The careers teacher never did like me, 

in my pleated mini skirt, grey-white shirt 

and earnest attention. I wanted to be an air stewardess but

he put paid to that, with his six foot ruler and casual

tongue. You want to clean up vomit all day? He said. One crass,

ill-thought through comment, with no offer of an alternative,

left me flailing, drowning in the chalk dust disgorged

from the flying eraser, shifted the goalpost that had grounded me 

in aspiration, nothing left to keep me rooted or give me

direction. I was lost in a pother without a compass.

My guiding star extinguished and I had nowhere left

to go. The rug under my feet got pulled, along with any esteem

contained in that singular ambition, the one thing that set

me apart from the dullards, who would end up

at the local factory.

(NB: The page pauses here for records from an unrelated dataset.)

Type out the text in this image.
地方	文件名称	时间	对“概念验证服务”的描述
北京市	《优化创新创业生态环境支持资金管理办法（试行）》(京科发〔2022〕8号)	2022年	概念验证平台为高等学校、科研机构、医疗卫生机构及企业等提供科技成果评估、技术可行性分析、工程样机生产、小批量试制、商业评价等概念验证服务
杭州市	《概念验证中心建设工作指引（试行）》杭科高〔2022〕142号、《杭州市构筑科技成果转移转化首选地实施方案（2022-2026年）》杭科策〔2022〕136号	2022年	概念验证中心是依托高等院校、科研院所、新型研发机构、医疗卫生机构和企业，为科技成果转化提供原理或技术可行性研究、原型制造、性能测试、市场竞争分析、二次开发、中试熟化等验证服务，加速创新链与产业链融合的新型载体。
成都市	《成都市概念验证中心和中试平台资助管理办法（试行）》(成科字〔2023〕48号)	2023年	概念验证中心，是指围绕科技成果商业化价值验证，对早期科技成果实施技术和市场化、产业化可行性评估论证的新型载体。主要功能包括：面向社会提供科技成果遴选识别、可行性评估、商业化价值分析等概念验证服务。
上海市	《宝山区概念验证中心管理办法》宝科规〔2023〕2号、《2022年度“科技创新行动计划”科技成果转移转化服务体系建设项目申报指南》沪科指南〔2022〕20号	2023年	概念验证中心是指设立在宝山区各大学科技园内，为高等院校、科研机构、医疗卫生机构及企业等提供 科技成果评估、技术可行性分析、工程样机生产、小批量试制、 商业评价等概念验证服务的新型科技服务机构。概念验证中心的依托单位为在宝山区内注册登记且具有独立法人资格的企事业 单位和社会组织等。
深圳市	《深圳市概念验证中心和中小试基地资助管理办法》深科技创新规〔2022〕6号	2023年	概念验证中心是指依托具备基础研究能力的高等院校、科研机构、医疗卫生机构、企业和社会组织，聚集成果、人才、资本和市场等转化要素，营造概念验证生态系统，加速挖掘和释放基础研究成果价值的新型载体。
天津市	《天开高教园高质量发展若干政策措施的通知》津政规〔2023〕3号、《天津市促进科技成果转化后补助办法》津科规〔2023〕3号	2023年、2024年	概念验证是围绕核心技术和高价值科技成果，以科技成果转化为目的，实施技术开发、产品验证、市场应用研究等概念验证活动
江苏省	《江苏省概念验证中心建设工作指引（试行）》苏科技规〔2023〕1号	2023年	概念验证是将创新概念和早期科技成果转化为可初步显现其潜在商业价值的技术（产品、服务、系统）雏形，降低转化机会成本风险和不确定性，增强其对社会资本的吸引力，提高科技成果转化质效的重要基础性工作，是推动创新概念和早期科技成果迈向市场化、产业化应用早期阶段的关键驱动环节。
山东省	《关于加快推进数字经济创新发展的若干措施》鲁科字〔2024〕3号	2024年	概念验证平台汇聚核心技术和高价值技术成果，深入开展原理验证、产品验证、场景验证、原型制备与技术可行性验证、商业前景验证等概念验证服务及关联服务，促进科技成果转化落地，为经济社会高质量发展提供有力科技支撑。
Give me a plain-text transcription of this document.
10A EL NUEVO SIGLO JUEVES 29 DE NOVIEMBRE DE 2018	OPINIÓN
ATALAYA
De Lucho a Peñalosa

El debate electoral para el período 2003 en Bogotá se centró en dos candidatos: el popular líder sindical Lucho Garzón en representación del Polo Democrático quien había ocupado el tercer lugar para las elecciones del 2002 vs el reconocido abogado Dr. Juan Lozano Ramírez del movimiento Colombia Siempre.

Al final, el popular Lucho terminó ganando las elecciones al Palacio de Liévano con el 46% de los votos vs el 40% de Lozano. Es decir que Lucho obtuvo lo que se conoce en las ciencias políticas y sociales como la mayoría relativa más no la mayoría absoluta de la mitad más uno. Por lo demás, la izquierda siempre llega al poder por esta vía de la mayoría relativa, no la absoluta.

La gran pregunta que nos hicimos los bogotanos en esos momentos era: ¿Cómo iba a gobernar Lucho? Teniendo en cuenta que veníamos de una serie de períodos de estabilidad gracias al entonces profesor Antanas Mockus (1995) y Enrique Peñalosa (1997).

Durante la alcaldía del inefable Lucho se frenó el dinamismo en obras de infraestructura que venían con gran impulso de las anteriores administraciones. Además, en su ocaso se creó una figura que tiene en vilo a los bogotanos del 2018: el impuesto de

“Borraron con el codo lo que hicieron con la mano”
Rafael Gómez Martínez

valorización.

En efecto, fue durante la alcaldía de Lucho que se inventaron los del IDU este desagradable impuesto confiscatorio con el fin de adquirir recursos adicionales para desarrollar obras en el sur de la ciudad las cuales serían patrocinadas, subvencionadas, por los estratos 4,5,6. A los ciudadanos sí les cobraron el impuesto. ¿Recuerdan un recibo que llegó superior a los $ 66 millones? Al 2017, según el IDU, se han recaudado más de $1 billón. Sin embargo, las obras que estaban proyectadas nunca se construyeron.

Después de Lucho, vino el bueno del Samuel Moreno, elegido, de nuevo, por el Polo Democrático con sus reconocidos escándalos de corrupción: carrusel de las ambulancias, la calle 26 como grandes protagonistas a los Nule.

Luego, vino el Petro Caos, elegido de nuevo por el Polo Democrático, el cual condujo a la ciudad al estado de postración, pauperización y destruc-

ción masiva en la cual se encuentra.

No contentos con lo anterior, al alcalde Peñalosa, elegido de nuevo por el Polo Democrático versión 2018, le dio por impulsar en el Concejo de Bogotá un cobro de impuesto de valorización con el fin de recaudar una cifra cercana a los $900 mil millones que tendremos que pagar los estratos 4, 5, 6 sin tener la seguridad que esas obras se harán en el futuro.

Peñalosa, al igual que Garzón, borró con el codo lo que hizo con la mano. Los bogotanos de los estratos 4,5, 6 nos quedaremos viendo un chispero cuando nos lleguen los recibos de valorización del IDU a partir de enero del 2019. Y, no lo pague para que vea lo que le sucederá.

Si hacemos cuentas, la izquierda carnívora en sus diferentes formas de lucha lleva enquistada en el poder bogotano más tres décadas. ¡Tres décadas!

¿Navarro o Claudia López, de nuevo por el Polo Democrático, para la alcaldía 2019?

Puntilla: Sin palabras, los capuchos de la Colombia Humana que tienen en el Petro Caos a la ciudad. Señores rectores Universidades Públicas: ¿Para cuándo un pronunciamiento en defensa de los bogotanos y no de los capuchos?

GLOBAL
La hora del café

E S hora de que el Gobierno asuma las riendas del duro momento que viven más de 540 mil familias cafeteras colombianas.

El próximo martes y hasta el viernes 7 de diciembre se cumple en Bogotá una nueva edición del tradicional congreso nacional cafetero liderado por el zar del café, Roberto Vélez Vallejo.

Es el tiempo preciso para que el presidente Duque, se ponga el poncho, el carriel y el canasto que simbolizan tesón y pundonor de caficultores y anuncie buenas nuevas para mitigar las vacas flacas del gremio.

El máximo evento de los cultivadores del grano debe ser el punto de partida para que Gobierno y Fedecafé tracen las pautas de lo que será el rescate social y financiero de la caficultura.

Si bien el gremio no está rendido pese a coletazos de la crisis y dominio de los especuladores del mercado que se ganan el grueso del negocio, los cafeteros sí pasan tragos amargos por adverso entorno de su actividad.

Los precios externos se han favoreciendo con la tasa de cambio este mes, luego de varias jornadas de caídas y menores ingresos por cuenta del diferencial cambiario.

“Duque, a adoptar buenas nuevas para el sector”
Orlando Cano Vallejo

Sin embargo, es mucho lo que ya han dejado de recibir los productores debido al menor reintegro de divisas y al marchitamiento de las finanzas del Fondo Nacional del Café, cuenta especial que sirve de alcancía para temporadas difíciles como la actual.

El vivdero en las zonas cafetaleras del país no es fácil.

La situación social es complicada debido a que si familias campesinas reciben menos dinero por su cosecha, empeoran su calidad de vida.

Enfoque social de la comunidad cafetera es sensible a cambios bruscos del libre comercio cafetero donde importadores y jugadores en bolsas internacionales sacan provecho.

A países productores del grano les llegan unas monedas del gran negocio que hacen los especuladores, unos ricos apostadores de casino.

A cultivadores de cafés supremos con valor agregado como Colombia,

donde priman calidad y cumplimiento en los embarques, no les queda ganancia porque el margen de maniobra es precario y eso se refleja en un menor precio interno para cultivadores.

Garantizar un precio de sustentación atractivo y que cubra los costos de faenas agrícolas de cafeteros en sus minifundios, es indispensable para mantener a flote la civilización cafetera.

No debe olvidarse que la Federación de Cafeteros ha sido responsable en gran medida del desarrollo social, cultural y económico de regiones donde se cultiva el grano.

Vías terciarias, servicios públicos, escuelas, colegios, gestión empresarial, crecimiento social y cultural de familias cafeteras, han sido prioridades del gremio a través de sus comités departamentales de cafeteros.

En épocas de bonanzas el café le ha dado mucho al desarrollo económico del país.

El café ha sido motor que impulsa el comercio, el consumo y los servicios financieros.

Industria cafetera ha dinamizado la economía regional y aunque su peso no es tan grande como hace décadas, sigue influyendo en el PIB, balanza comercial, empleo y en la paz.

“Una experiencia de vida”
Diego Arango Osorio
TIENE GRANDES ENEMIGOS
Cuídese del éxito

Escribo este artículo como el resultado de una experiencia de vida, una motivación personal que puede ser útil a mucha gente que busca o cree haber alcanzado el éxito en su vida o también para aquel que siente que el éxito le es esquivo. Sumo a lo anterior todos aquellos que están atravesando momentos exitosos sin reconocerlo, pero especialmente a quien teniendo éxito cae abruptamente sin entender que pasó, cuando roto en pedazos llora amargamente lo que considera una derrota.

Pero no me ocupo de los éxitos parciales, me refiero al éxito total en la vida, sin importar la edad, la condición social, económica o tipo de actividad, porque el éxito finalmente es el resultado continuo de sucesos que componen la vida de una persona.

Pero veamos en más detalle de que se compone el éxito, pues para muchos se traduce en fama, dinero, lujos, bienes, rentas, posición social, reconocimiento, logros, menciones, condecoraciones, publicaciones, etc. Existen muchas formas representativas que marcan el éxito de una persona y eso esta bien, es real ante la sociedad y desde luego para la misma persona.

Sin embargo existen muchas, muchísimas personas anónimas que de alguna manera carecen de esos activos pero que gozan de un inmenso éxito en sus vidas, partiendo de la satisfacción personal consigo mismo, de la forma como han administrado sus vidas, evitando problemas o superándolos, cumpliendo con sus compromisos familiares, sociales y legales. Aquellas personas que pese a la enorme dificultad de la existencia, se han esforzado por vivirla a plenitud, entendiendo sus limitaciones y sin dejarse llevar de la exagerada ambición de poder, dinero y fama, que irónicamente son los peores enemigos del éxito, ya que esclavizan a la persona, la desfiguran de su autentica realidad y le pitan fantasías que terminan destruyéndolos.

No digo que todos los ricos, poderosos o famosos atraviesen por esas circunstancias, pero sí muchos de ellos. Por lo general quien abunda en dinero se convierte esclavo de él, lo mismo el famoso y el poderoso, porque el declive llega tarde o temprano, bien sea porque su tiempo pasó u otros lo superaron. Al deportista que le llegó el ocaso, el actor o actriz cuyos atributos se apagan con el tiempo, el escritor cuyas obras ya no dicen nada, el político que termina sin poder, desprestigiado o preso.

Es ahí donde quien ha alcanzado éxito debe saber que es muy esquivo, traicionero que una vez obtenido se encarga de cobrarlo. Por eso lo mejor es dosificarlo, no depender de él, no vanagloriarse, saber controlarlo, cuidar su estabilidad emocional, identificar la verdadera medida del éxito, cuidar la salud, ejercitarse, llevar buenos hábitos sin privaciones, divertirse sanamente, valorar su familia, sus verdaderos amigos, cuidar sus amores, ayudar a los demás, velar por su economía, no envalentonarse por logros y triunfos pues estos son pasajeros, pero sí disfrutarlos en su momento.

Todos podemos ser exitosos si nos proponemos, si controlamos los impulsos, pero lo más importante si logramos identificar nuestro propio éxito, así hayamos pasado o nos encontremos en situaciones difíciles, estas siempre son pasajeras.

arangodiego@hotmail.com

I wanted to see the world not just my own backyard 

and here I was, sent to my room and as usual

I had no idea what I’d done wrong. 

There was something in my face, in my manner 

that others took a dislike to, churned something up 

in them, that got hurled in my direction to take me 

down a peg or two. Whatever it was,

I got the brunt end of it. I packed the tears

into my pencil case along with my pens 

and crushed hopes. I picked up my dowdy satchel, put a steel rod 

in my back, locked my face forward and as I wrung my innards out, 

like an old dishcloth, so my eyes would not betray

the hurt inside and secured my mouth

in the off position, so words 

would not give away my shame, I walked blind

away from the taunts that I knew would ring

around my ears, the moment the teacher turned his back.

I flunked my exams, left school without the aces I thought

I’d need for the good life that was now over and went to work for Tesco

to stack shelves and prove right all the naysayers. Humiliation

hung around me like a cloak, kept a fog over my eyes until

one day, the kernel of another idea took root. I was still blind 

but blind faith is a misnomer and I had it

in spades and true to form it guided me out of the classroom

never to look back and brought me to this place that I am today.